Ao retornar, Mikhail Zaitsev foi enviado para um dos muitos campos montados por Stalin para “traidores da Pátria, espiões e terroristas”, como foram descritos prisioneiros de guerra, e como filho de um “traidor da Pátria”. Slava não teve permissão para frequentar as melhores escolas e universidades. Ele frequentou uma escola técnica local e se formou na Universidade Têxtil Estatal de Moscou em 1962.
Seu primeiro trabalho foi desenhar uniformes para operários, mas logo foi expandindo. Uma coleção de minivestidos estampados com estampas tiradas de trajes folclóricos tradicionais rendeu-lhe uma repreensão das autoridades, mas animou uma delegação de estilistas visitantes, incluindo Pierre Cardin. Foi uma jogada arriscada, aquelas minis, uma salva contra o oficial política na época, que declarava que “uma imitação da moda ocidental, inofensiva à primeira vista, pode levar a uma verdadeira falência espiritual e degradação moral”.

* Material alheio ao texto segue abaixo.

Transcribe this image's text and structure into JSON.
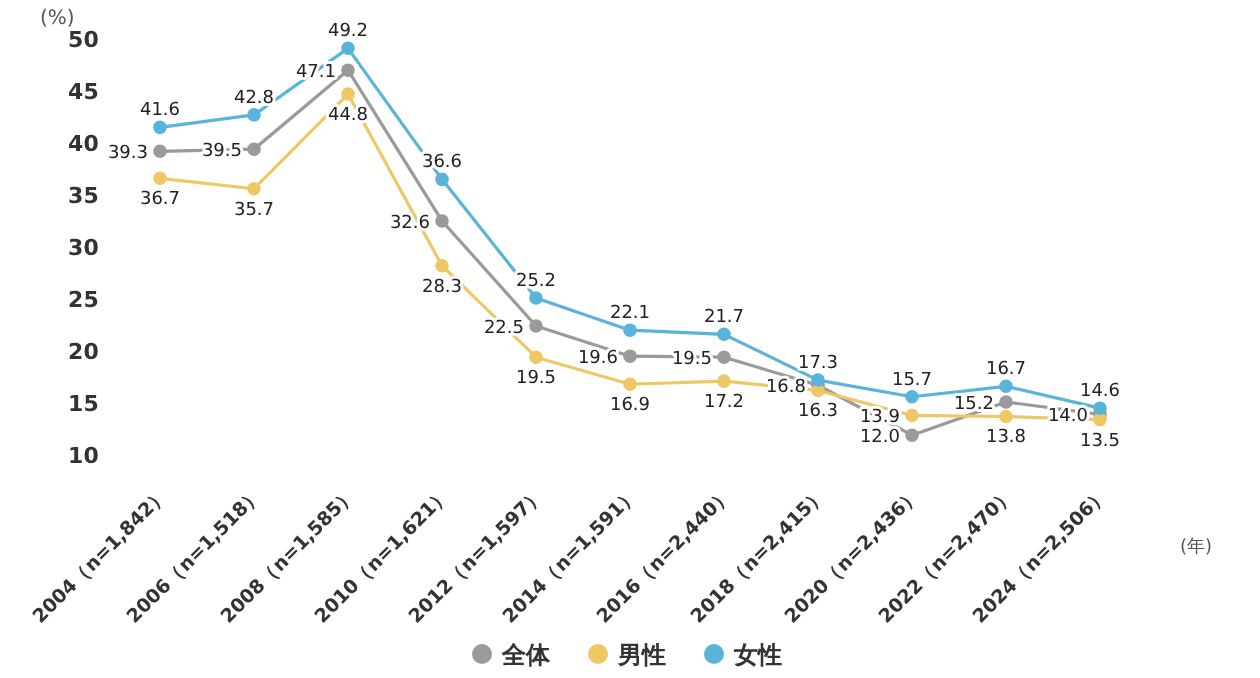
{
  "chart_data": {
    "type": "line",
    "ylabel": "(%)",
    "xlabel": "(年)",
    "categories": [
      "2004（n=1,842）",
      "2006（n=1,518）",
      "2008（n=1,585）",
      "2010（n=1,621）",
      "2012（n=1,597）",
      "2014（n=1,591）",
      "2016（n=2,440）",
      "2018（n=2,415）",
      "2020（n=2,436）",
      "2022（n=2,470）",
      "2024（n=2,506）"
    ],
    "series": [
      {
        "name": "全体",
        "color": "#9a9a9a",
        "values": [
          39.3,
          39.5,
          47.1,
          32.6,
          22.5,
          19.6,
          19.5,
          16.8,
          12.0,
          15.2,
          14.0
        ],
        "value_labels": [
          "39.3",
          "39.5",
          "47.1",
          "32.6",
          "22.5",
          "19.6",
          "19.5",
          "16.8",
          "12.0",
          "15.2",
          "14.0"
        ]
      },
      {
        "name": "男性",
        "color": "#efc866",
        "values": [
          36.7,
          35.7,
          44.8,
          28.3,
          19.5,
          16.9,
          17.2,
          16.3,
          13.9,
          13.8,
          13.5
        ],
        "value_labels": [
          "36.7",
          "35.7",
          "44.8",
          "28.3",
          "19.5",
          "16.9",
          "17.2",
          "16.3",
          "13.9",
          "13.8",
          "13.5"
        ]
      },
      {
        "name": "女性",
        "color": "#5ab4d9",
        "values": [
          41.6,
          42.8,
          49.2,
          36.6,
          25.2,
          22.1,
          21.7,
          17.3,
          15.7,
          16.7,
          14.6
        ],
        "value_labels": [
          "41.6",
          "42.8",
          "49.2",
          "36.6",
          "25.2",
          "22.1",
          "21.7",
          "17.3",
          "15.7",
          "16.7",
          "14.6"
        ]
      }
    ],
    "ylim": [
      10,
      50
    ],
    "yticks": [
      10,
      15,
      20,
      25,
      30,
      35,
      40,
      45,
      50
    ],
    "grid": false,
    "legend": "bottom",
    "marker": "circle",
    "line_style": "solid"
  }
}
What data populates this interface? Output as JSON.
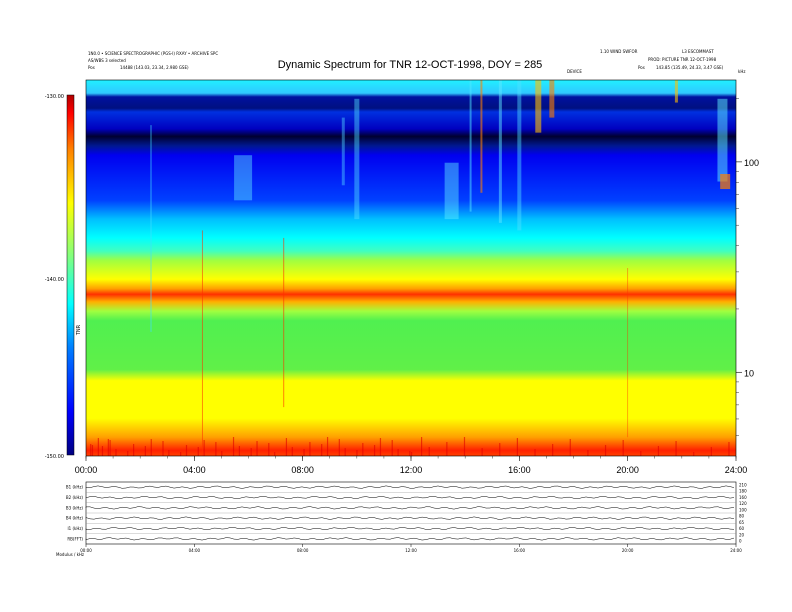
{
  "header": {
    "title": "Dynamic Spectrum for TNR 12-OCT-1998, DOY = 285",
    "left_line1": "1N0.0 • SCIENCE SPECTROGRAPHIC (PGS-I) RXAY • ARCHIVE SPC",
    "left_line2": "AS/WBS 3 selected",
    "left_line3_label": "Pos",
    "left_line3_value": "14488 (143.03, 23.34, 2.980 GSE)",
    "right_line1": "1.10 WIND SWFOR",
    "right_line1b": "L3 ESCOMMAST",
    "right_line2": "PROD: PICTURE TNR 12-OCT-1998",
    "right_line3_label": "Pos",
    "right_line3_value": "143.85 (135.49, 24.33, 3.47 GSE)",
    "right_unit_small": "DEVICE",
    "right_khz_small": "kHz"
  },
  "chart_data": {
    "type": "heatmap",
    "title": "Dynamic Spectrum for TNR 12-OCT-1998, DOY = 285",
    "x_tick_labels": [
      "00:00",
      "04:00",
      "08:00",
      "12:00",
      "16:00",
      "20:00",
      "24:00"
    ],
    "x_range_hours": [
      0,
      24
    ],
    "y_scale": "log",
    "y_tick_labels": [
      "100",
      "10"
    ],
    "y_tick_values_khz": [
      100,
      10
    ],
    "y_range_khz": [
      4,
      245
    ],
    "colorbar": {
      "tick_labels": [
        "-130.00",
        "-140.00",
        "-150.00"
      ],
      "range_db": [
        -150,
        -130
      ],
      "label": "TNR",
      "colors": [
        "#000080",
        "#0000ff",
        "#0080ff",
        "#00ffff",
        "#80ff80",
        "#ffff00",
        "#ff8000",
        "#ff0000",
        "#a00000"
      ]
    },
    "bands": [
      {
        "from_khz": 180,
        "to_khz": 245,
        "level": "cyan"
      },
      {
        "from_khz": 125,
        "to_khz": 175,
        "level": "dark-blue"
      },
      {
        "from_khz": 60,
        "to_khz": 120,
        "level": "blue"
      },
      {
        "from_khz": 40,
        "to_khz": 60,
        "level": "cyan"
      },
      {
        "from_khz": 27,
        "to_khz": 38,
        "level": "yellow-green"
      },
      {
        "from_khz": 20,
        "to_khz": 26,
        "level": "orange-red"
      },
      {
        "from_khz": 11,
        "to_khz": 20,
        "level": "green"
      },
      {
        "from_khz": 5,
        "to_khz": 11,
        "level": "yellow"
      },
      {
        "from_khz": 4,
        "to_khz": 5,
        "level": "orange-red"
      }
    ]
  },
  "subpanel": {
    "row_labels": [
      "B1 (kHz)",
      "B2 (kHz)",
      "B3 (kHz)",
      "B4 (kHz)",
      "I1 (kHz)",
      "RB(FFT)"
    ],
    "x_tick_labels": [
      "00:00",
      "04:00",
      "08:00",
      "12:00",
      "16:00",
      "20:00",
      "24:00"
    ],
    "right_tick_labels": [
      "210",
      "180",
      "160",
      "120",
      "100",
      "80",
      "65",
      "60",
      "20",
      "0"
    ],
    "footer_note": "Modulus / kHz"
  }
}
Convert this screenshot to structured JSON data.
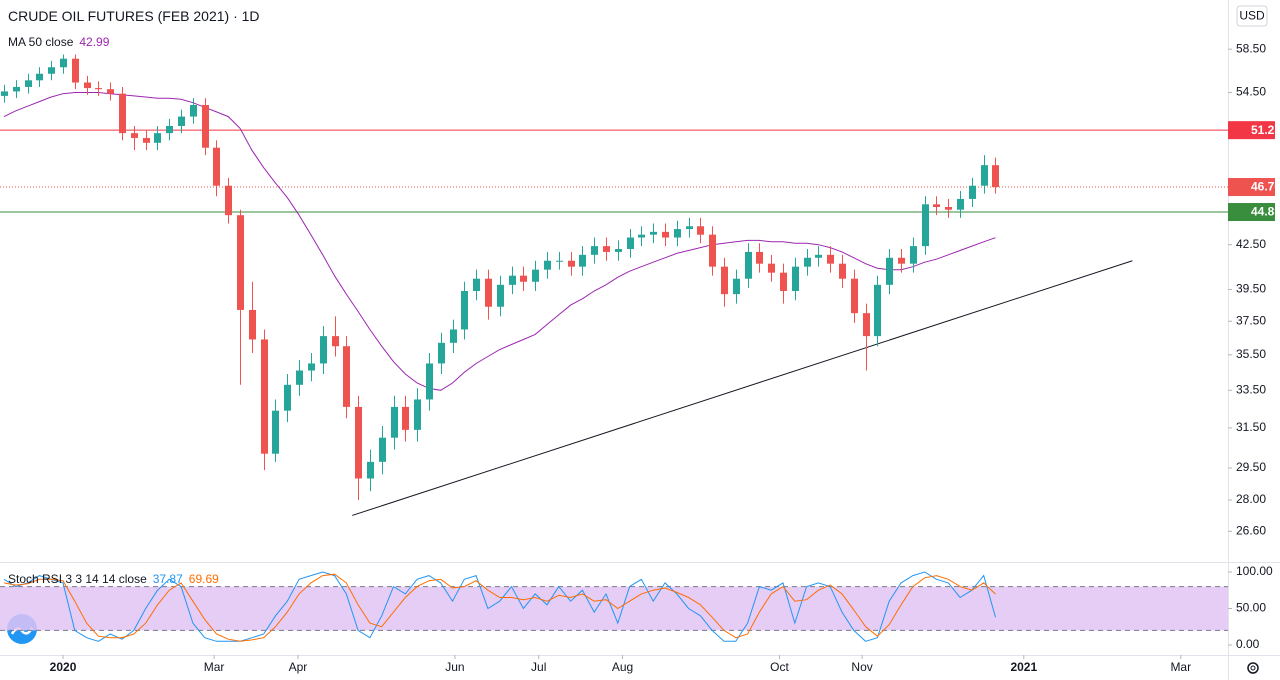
{
  "chart_data": [
    {
      "type": "candlestick",
      "title": "CRUDE OIL FUTURES (FEB 2021) · 1D",
      "currency": "USD",
      "log_scale": true,
      "grid": false,
      "up_color": "#26a69a",
      "down_color": "#ef5350",
      "open": [
        54.2,
        54.6,
        55.0,
        55.6,
        56.2,
        56.8,
        57.6,
        55.4,
        54.9,
        54.8,
        54.4,
        51.0,
        50.6,
        50.2,
        51.0,
        51.6,
        52.4,
        53.4,
        49.8,
        46.8,
        44.6,
        38.2,
        36.4,
        30.2,
        32.4,
        33.8,
        34.6,
        35.0,
        36.6,
        36.0,
        32.6,
        29.0,
        29.8,
        31.0,
        32.6,
        31.4,
        33.0,
        35.0,
        36.2,
        37.0,
        39.4,
        40.2,
        38.4,
        39.8,
        40.4,
        40.0,
        40.8,
        41.4,
        41.4,
        41.0,
        41.8,
        42.4,
        42.0,
        42.2,
        43.0,
        43.2,
        43.4,
        43.0,
        43.6,
        43.8,
        43.2,
        41.0,
        39.2,
        40.2,
        42.0,
        41.2,
        40.6,
        39.4,
        41.0,
        41.6,
        41.8,
        41.2,
        40.2,
        38.0,
        36.6,
        39.8,
        41.6,
        41.2,
        42.4,
        45.4,
        45.2,
        45.0,
        45.8,
        46.8,
        48.4
      ],
      "high": [
        55.2,
        55.6,
        56.2,
        56.8,
        57.4,
        58.0,
        58.0,
        56.0,
        55.5,
        55.4,
        55.0,
        51.6,
        51.2,
        51.6,
        52.2,
        53.0,
        54.0,
        54.0,
        50.4,
        47.4,
        45.0,
        40.0,
        37.0,
        33.0,
        34.4,
        35.2,
        35.6,
        37.2,
        37.8,
        36.6,
        33.2,
        30.4,
        31.6,
        33.2,
        33.2,
        33.6,
        35.6,
        36.8,
        37.6,
        40.0,
        40.8,
        40.8,
        40.4,
        41.0,
        41.0,
        41.4,
        42.0,
        42.0,
        42.0,
        42.4,
        43.0,
        43.0,
        42.8,
        43.6,
        43.8,
        44.0,
        44.0,
        44.2,
        44.4,
        44.4,
        43.8,
        41.6,
        40.8,
        42.6,
        42.6,
        41.8,
        41.2,
        41.6,
        42.2,
        42.4,
        42.4,
        41.8,
        40.8,
        38.6,
        40.4,
        42.2,
        42.2,
        43.0,
        46.0,
        46.0,
        45.8,
        46.4,
        47.4,
        49.2,
        49.0
      ],
      "low": [
        53.6,
        54.0,
        54.4,
        55.0,
        55.6,
        56.2,
        54.8,
        54.3,
        54.2,
        53.8,
        50.4,
        49.6,
        49.6,
        49.6,
        50.4,
        51.0,
        51.8,
        49.2,
        46.0,
        44.0,
        33.8,
        35.6,
        29.4,
        29.8,
        31.8,
        33.2,
        34.0,
        34.4,
        35.4,
        32.0,
        28.0,
        28.4,
        29.2,
        30.4,
        30.8,
        30.8,
        32.4,
        34.4,
        35.6,
        36.4,
        38.8,
        37.6,
        37.8,
        39.2,
        39.4,
        39.4,
        40.2,
        40.8,
        40.4,
        40.4,
        41.2,
        41.4,
        41.4,
        41.6,
        42.4,
        42.6,
        42.4,
        42.4,
        43.0,
        42.6,
        40.4,
        38.4,
        38.6,
        39.6,
        40.6,
        40.0,
        38.6,
        38.8,
        40.4,
        41.0,
        40.6,
        39.6,
        37.4,
        34.6,
        36.0,
        39.2,
        40.6,
        40.6,
        41.8,
        44.6,
        44.4,
        44.4,
        45.2,
        46.2,
        46.2
      ],
      "close": [
        54.6,
        55.0,
        55.6,
        56.2,
        56.8,
        57.6,
        55.4,
        54.9,
        54.8,
        54.4,
        51.0,
        50.6,
        50.2,
        51.0,
        51.6,
        52.4,
        53.4,
        49.8,
        46.8,
        44.6,
        38.2,
        36.4,
        30.2,
        32.4,
        33.8,
        34.6,
        35.0,
        36.6,
        36.0,
        32.6,
        29.0,
        29.8,
        31.0,
        32.6,
        31.4,
        33.0,
        35.0,
        36.2,
        37.0,
        39.4,
        40.2,
        38.4,
        39.8,
        40.4,
        40.0,
        40.8,
        41.4,
        41.4,
        41.0,
        41.8,
        42.4,
        42.0,
        42.2,
        43.0,
        43.2,
        43.4,
        43.0,
        43.6,
        43.8,
        43.2,
        41.0,
        39.2,
        40.2,
        42.0,
        41.2,
        40.6,
        39.4,
        41.0,
        41.6,
        41.8,
        41.2,
        40.2,
        38.0,
        36.6,
        39.8,
        41.6,
        41.2,
        42.4,
        45.4,
        45.2,
        45.0,
        45.8,
        46.8,
        48.4,
        46.7
      ],
      "series": [
        {
          "name": "MA 50 close",
          "color": "#9c27b0",
          "values": [
            52.4,
            52.9,
            53.3,
            53.7,
            54.1,
            54.4,
            54.5,
            54.5,
            54.5,
            54.4,
            54.3,
            54.2,
            54.1,
            54.0,
            54.0,
            53.9,
            53.6,
            53.2,
            52.8,
            52.4,
            51.4,
            49.6,
            48.2,
            47.0,
            45.9,
            44.6,
            43.2,
            41.8,
            40.4,
            39.2,
            38.1,
            37.0,
            36.0,
            35.1,
            34.4,
            33.9,
            33.6,
            33.5,
            33.9,
            34.5,
            35.0,
            35.4,
            35.8,
            36.1,
            36.4,
            36.7,
            37.3,
            37.9,
            38.5,
            38.9,
            39.4,
            39.8,
            40.3,
            40.7,
            41.0,
            41.3,
            41.6,
            41.9,
            42.1,
            42.3,
            42.5,
            42.6,
            42.7,
            42.8,
            42.8,
            42.7,
            42.7,
            42.6,
            42.6,
            42.5,
            42.3,
            42.0,
            41.6,
            41.2,
            40.9,
            40.8,
            40.8,
            41.0,
            41.3,
            41.5,
            41.8,
            42.1,
            42.4,
            42.7,
            42.99
          ]
        }
      ],
      "levels": [
        {
          "value": 51.25,
          "color": "#f23645"
        },
        {
          "value": 44.83,
          "color": "#388e3c"
        }
      ],
      "last_price": {
        "value": 46.7,
        "label": "46.70",
        "color": "#ef5350"
      },
      "trendline": {
        "x": [
          29.5,
          95.6
        ],
        "y": [
          27.3,
          41.4
        ],
        "color": "#131722"
      },
      "ylim": [
        25.3,
        63.4
      ],
      "yticks": [
        {
          "value": 26.6,
          "label": "26.60"
        },
        {
          "value": 28,
          "label": "28.00"
        },
        {
          "value": 29.5,
          "label": "29.50"
        },
        {
          "value": 31.5,
          "label": "31.50"
        },
        {
          "value": 33.5,
          "label": "33.50"
        },
        {
          "value": 35.5,
          "label": "35.50"
        },
        {
          "value": 37.5,
          "label": "37.50"
        },
        {
          "value": 39.5,
          "label": "39.50"
        },
        {
          "value": 42.5,
          "label": "42.50"
        },
        {
          "value": 54.5,
          "label": "54.50"
        },
        {
          "value": 58.5,
          "label": "58.50"
        }
      ],
      "xlim": [
        -0.34,
        103.7
      ],
      "xticks": [
        {
          "value": 5,
          "label": "2020"
        },
        {
          "value": 17.8,
          "label": "Mar"
        },
        {
          "value": 24.9,
          "label": "Apr"
        },
        {
          "value": 38.2,
          "label": "Jun"
        },
        {
          "value": 45.3,
          "label": "Jul"
        },
        {
          "value": 52.4,
          "label": "Aug"
        },
        {
          "value": 65.7,
          "label": "Oct"
        },
        {
          "value": 72.7,
          "label": "Nov"
        },
        {
          "value": 86.4,
          "label": "2021"
        },
        {
          "value": 99.7,
          "label": "Mar"
        }
      ]
    },
    {
      "type": "line",
      "title": "Stoch RSI 3 3 14 14 close",
      "band": [
        20,
        80
      ],
      "band_color": "#e1c4f5",
      "series": [
        {
          "color": "#2196f3",
          "values": [
            90,
            80,
            85,
            95,
            90,
            85,
            20,
            10,
            5,
            15,
            8,
            20,
            50,
            75,
            90,
            80,
            30,
            10,
            5,
            5,
            5,
            10,
            15,
            40,
            60,
            90,
            95,
            100,
            95,
            70,
            20,
            10,
            40,
            80,
            70,
            90,
            95,
            85,
            60,
            90,
            95,
            50,
            60,
            80,
            50,
            70,
            55,
            80,
            60,
            75,
            45,
            70,
            30,
            80,
            90,
            60,
            85,
            70,
            50,
            40,
            20,
            5,
            5,
            30,
            80,
            75,
            85,
            30,
            80,
            85,
            80,
            45,
            20,
            5,
            10,
            60,
            85,
            95,
            100,
            90,
            85,
            65,
            75,
            95,
            37.87
          ]
        },
        {
          "color": "#ff6d00",
          "values": [
            85,
            82,
            84,
            90,
            90,
            88,
            60,
            30,
            12,
            10,
            10,
            15,
            30,
            55,
            75,
            85,
            60,
            35,
            15,
            8,
            5,
            7,
            10,
            25,
            45,
            70,
            85,
            95,
            97,
            85,
            55,
            30,
            25,
            45,
            65,
            80,
            88,
            90,
            78,
            80,
            88,
            75,
            65,
            65,
            62,
            65,
            60,
            68,
            65,
            70,
            60,
            62,
            50,
            60,
            70,
            75,
            78,
            72,
            65,
            55,
            38,
            20,
            10,
            15,
            45,
            70,
            80,
            60,
            62,
            75,
            82,
            70,
            48,
            25,
            12,
            28,
            55,
            80,
            92,
            95,
            90,
            80,
            75,
            85,
            69.69
          ]
        }
      ],
      "ylim": [
        -13.7,
        112.3
      ],
      "yticks": [
        {
          "value": 0,
          "label": "0.00"
        },
        {
          "value": 50,
          "label": "50.00"
        },
        {
          "value": 100,
          "label": "100.00"
        }
      ]
    }
  ]
}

Quando, em meados da década de 1960, um jornal de Paris chamou Zaitsev de “o Red Dior”, as autoridades mais uma vez não acharam graça. Eles o proibiram de viajar para o Ocidente por duas décadas, declarando que “não temos um Dior nesta casa de moda; nós temos 60.”
Ainda assim, ele prevaleceu e, em 1982, recebeu permissão para colocar seu nome em seu trabalho, uma novidade para um designer russo. No entanto, durante anos, a escassez de tecidos e corantes – bem como ombreiras, forros e botões – muitas vezes restringiu suas visões mais fantasiosas, assim como uma indústria de vestuário projetada para produção em massa. E durante anos, ele encaixou seu trabalho em um manequim de costureira que datava da Segunda Guerra Mundial.
Para seu primeiro show em nome próprio, ele relembrou em uma entrevista para a rádio BBC em 2018, ele desenhou uma coleção feminina feita a partir de cuecas masculinas. Foi tudo o que conseguiu encontrar, disse ele, e mandou tingi-los em cores vivas nas oficinas do Bolshoi.
“Então as modelos saíram vestindo apenas roupas íntimas, mas ninguém percebeu isso”, disse ele. “A coleção ficou linda, cheia de cor. Meus modelos estavam dançando. Foi ótimo.”
O Sr. Zaitsev deixa seu filho, Yegor, e duas netas. Seu casamento com Marina Gotesman terminou em divórcio.
Após a morte do Sr. Zaitsev, o presidente Putin emitiu uma declaração de condolências aos amigos e familiares do estilista que foi postada no site do Kremlin, de acordo com Tass, a agência de notícias russa. A declaração credita Zaitsev por transformar a indústria da moda doméstica “em belas artes”.
“Através de suas obras únicas e originais”, disse Putin, “Vyacheslav Zaitsev criou uma atmosfera festiva, trazendo alegria e o dom da beleza para as pessoas”.
Em uma entrevista, a Sra. Sorokko disse que a festividade dos projetos do Sr. Zaitsev seria especialmente sentida em meio à guerra contínua entre a Rússia e a Ucrânia. “Com a morte dele”, disse ela, “parece que a única forma de moda que permanecerá na Rússia por algum tempo são os uniformes militares”.